Um dos mitos sobre a terceira idade diz que os idosos ou são assexuados ou, se têm alguma manifestação sexual, são "depravados". A verdade, porém, é que a sexualidade se mantém até ao fim da vida. Mesmo assim, há médicos que nada perguntam e lares que separam casais. O idoso acamado a quem uma auxiliar vai fazer a higiene e tem uma erecção "é uma situação naturalíssima". Por Catarina Gomes

Nunca ninguém lhe tinha perguntado isso na vida mas sim, Luísa Abreu, de 65 anos, masturba-se. "Continuo a ter desejo, mais quando aquece o tempo, preciso de me sentir mais despida". Não nega que é difícil arranjar momentos de intimidade estando a viver num lar de idosos, ainda mais a partilhar quarto com outra senhora - os quartos individuais são mais caros - mas lá se consegue.
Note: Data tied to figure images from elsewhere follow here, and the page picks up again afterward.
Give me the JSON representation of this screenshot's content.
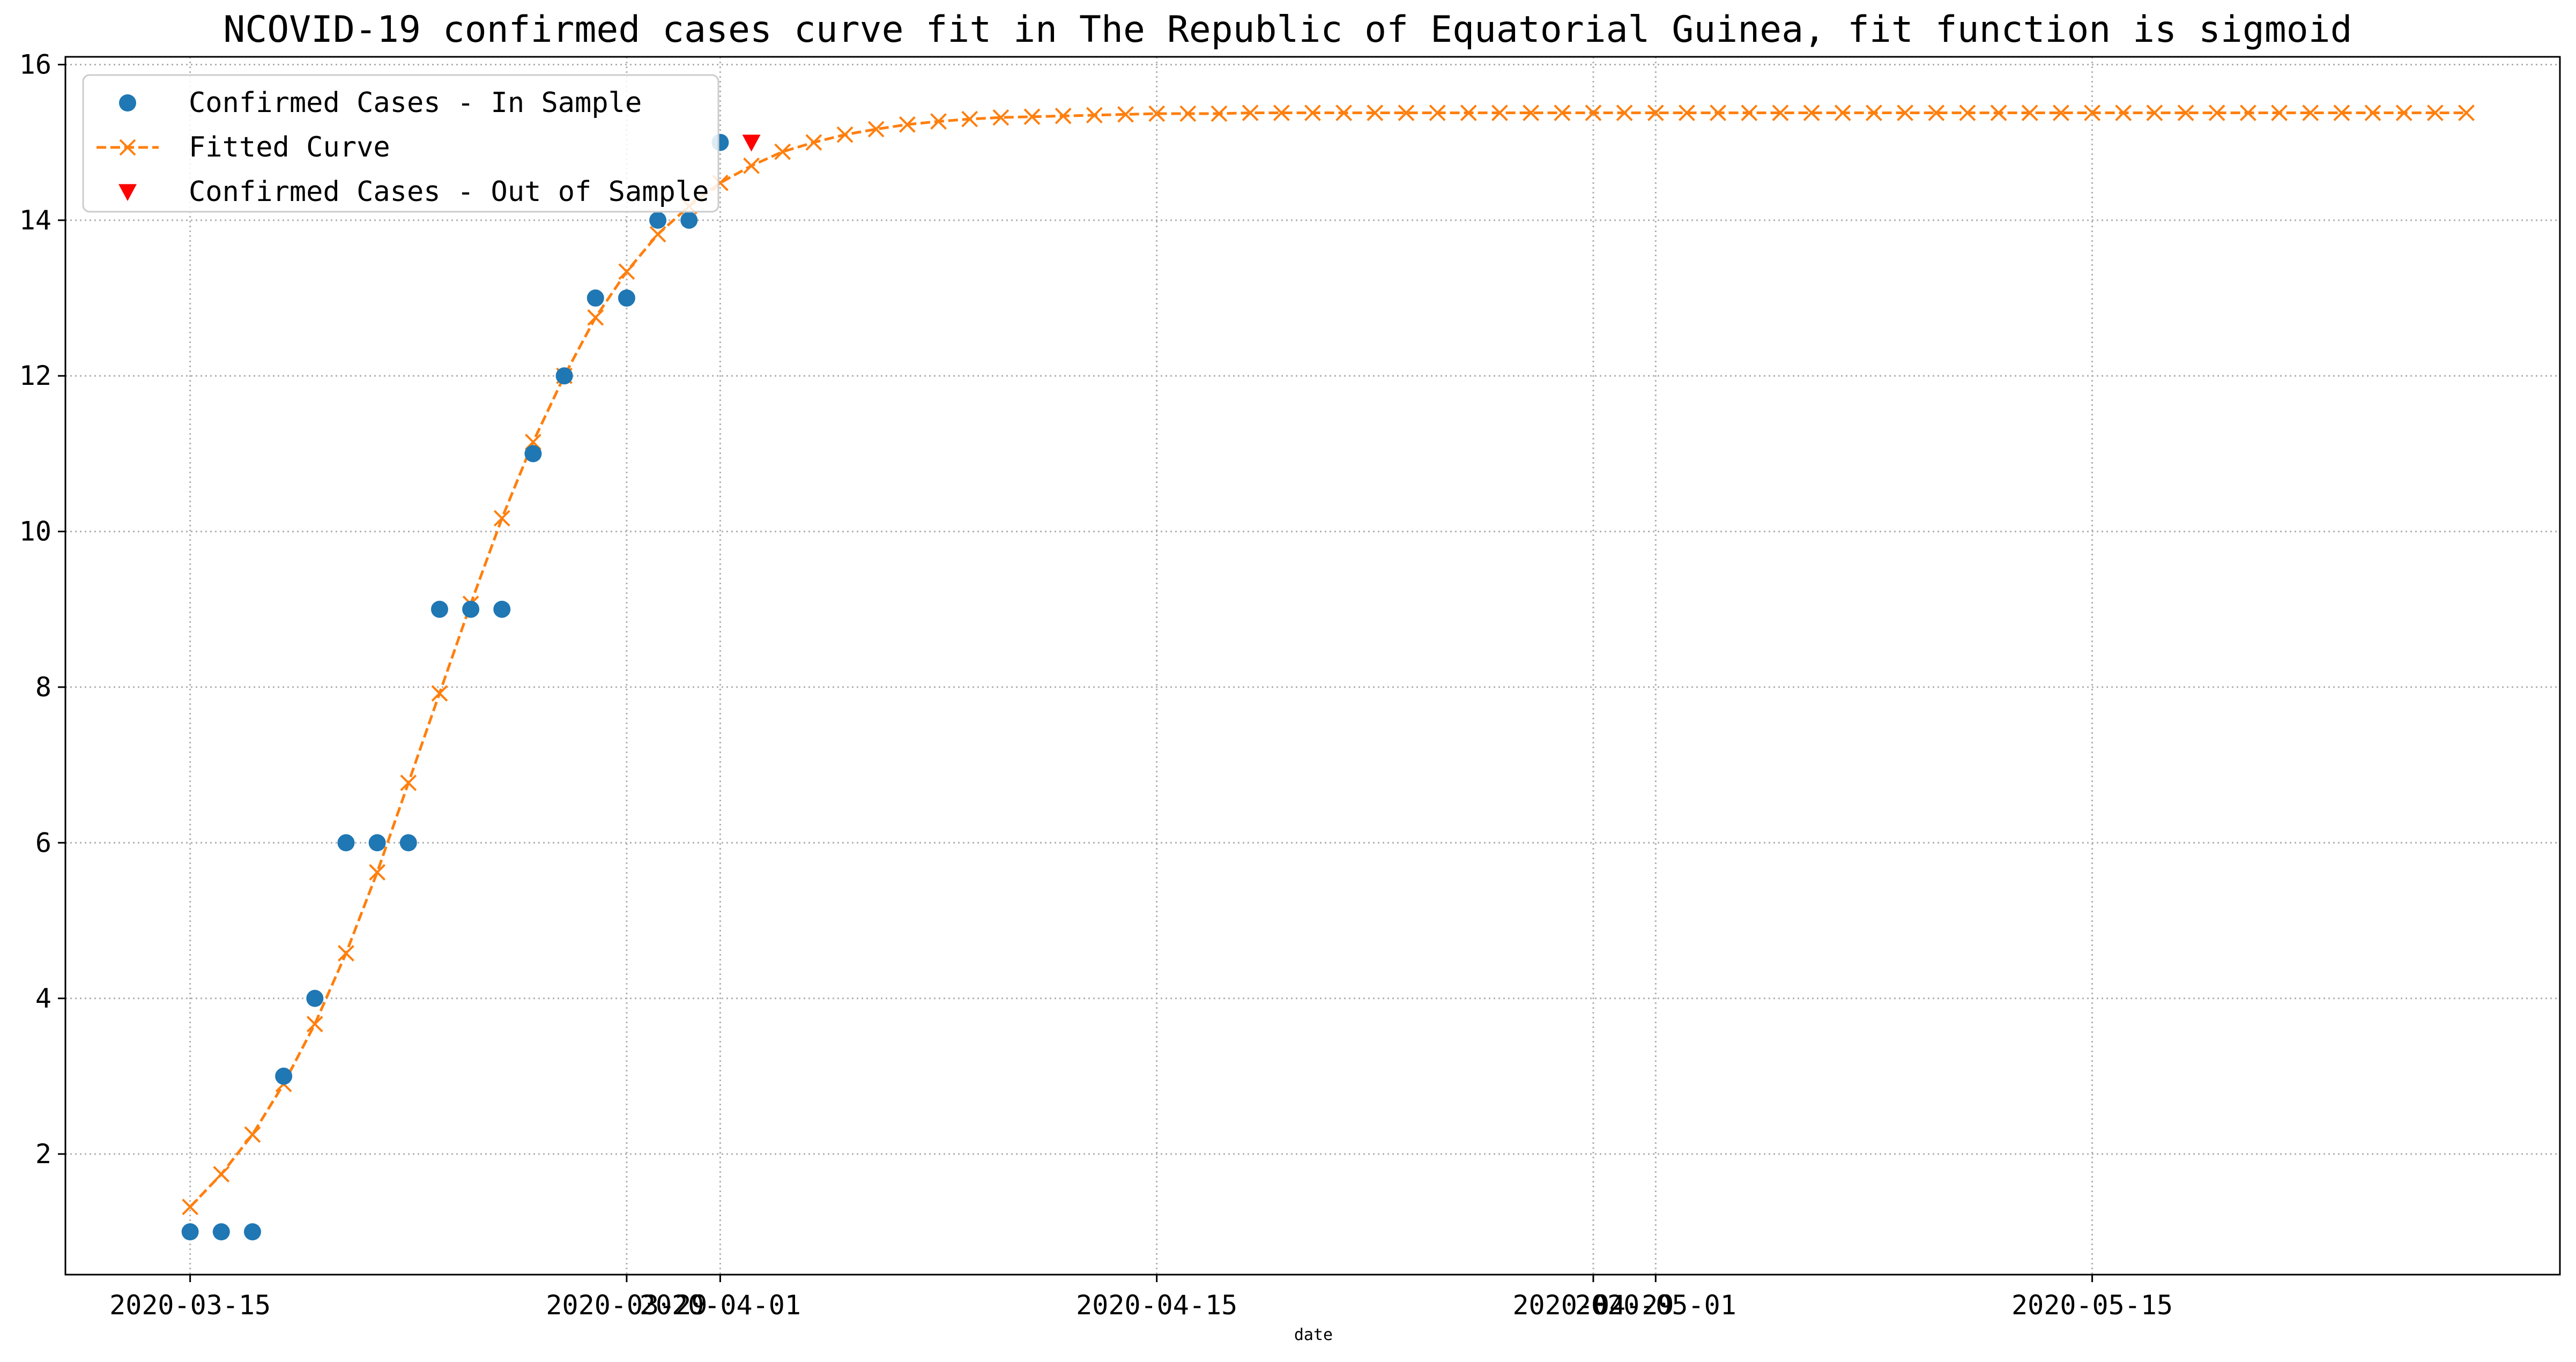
{
  "chart_data": {
    "type": "line",
    "title": "NCOVID-19 confirmed cases curve fit in The Republic of Equatorial Guinea, fit function is sigmoid",
    "xlabel": "date",
    "ylabel": "",
    "x_type": "date",
    "xlim": [
      "2020-03-11",
      "2020-05-30"
    ],
    "ylim": [
      0.45,
      16.1
    ],
    "grid": true,
    "grid_style": "dotted",
    "legend_position": "top-left",
    "x_ticks": [
      "2020-03-15",
      "2020-03-29",
      "2020-04-01",
      "2020-04-15",
      "2020-04-29",
      "2020-05-01",
      "2020-05-15"
    ],
    "y_ticks": [
      2,
      4,
      6,
      8,
      10,
      12,
      14,
      16
    ],
    "series": [
      {
        "name": "Confirmed Cases - In Sample",
        "style": "marker-circle",
        "color": "#1f77b4",
        "points": [
          {
            "x": "2020-03-15",
            "y": 1
          },
          {
            "x": "2020-03-16",
            "y": 1
          },
          {
            "x": "2020-03-17",
            "y": 1
          },
          {
            "x": "2020-03-18",
            "y": 3
          },
          {
            "x": "2020-03-19",
            "y": 4
          },
          {
            "x": "2020-03-20",
            "y": 6
          },
          {
            "x": "2020-03-21",
            "y": 6
          },
          {
            "x": "2020-03-22",
            "y": 6
          },
          {
            "x": "2020-03-23",
            "y": 9
          },
          {
            "x": "2020-03-24",
            "y": 9
          },
          {
            "x": "2020-03-25",
            "y": 9
          },
          {
            "x": "2020-03-26",
            "y": 11
          },
          {
            "x": "2020-03-27",
            "y": 12
          },
          {
            "x": "2020-03-28",
            "y": 13
          },
          {
            "x": "2020-03-29",
            "y": 13
          },
          {
            "x": "2020-03-30",
            "y": 14
          },
          {
            "x": "2020-03-31",
            "y": 14
          },
          {
            "x": "2020-04-01",
            "y": 15
          }
        ]
      },
      {
        "name": "Fitted Curve",
        "style": "dashed-line-x-marker",
        "color": "#ff7f0e",
        "x_start": "2020-03-15",
        "x_step_days": 1,
        "values": [
          1.32,
          1.74,
          2.25,
          2.9,
          3.67,
          4.58,
          5.62,
          6.77,
          7.92,
          9.07,
          10.17,
          11.15,
          12.0,
          12.75,
          13.34,
          13.82,
          14.18,
          14.48,
          14.7,
          14.88,
          15.0,
          15.1,
          15.17,
          15.23,
          15.27,
          15.3,
          15.32,
          15.33,
          15.34,
          15.35,
          15.36,
          15.37,
          15.37,
          15.37,
          15.38,
          15.38,
          15.38,
          15.38,
          15.38,
          15.38,
          15.38,
          15.38,
          15.38,
          15.38,
          15.38,
          15.38,
          15.38,
          15.38,
          15.38,
          15.38,
          15.38,
          15.38,
          15.38,
          15.38,
          15.38,
          15.38,
          15.38,
          15.38,
          15.38,
          15.38,
          15.38,
          15.38,
          15.38,
          15.38,
          15.38,
          15.38,
          15.38,
          15.38,
          15.38,
          15.38,
          15.38,
          15.38,
          15.38,
          15.38
        ]
      },
      {
        "name": "Confirmed Cases - Out of Sample",
        "style": "marker-triangle-down",
        "color": "#ff0000",
        "points": [
          {
            "x": "2020-04-02",
            "y": 15
          }
        ]
      }
    ]
  }
}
Se dúvidas houvesse, nos três anos que leva na Casa do Artista, um lar de idosos em Lisboa que alberga profissionais do meio artístico, foi amealhando provas de que não é só ela, de que a sexualidade se mantém activa até ao final da vida, mesmo em situações de extrema debilidade.

Não olhemos para o seu caso, já que está bem de saúde, e teve uma vida que não seguiu as regras do seu tempo, as regras do não-faças-que-parece-mal-o-que-é-que-as-pessoas-vão-dizer. Foi "bailarina ligeira" no Parque Mayer, actriz e deu aulas, foi mãe solteira aos 20 anos, com o único amor da sua vida, nunca casou.

Um dia entrou-lhe no quarto do lar uma auxiliar esbaforida. "A senhora vinha em pânico", descreve Luísa, que gosta de ouvir desabafos e "resolver problemas". A funcionária vinha naquele estado porque tinha entrado num quarto para tratar de um senhor acamado, "que nem come com a mão dele", e encontrou-o a masturbar-se. Luísa conseguiu acalmá-la, explicando-lhe: "É natural, filha". "O desejo foi mais forte do que a fragilidade da doença", conclui.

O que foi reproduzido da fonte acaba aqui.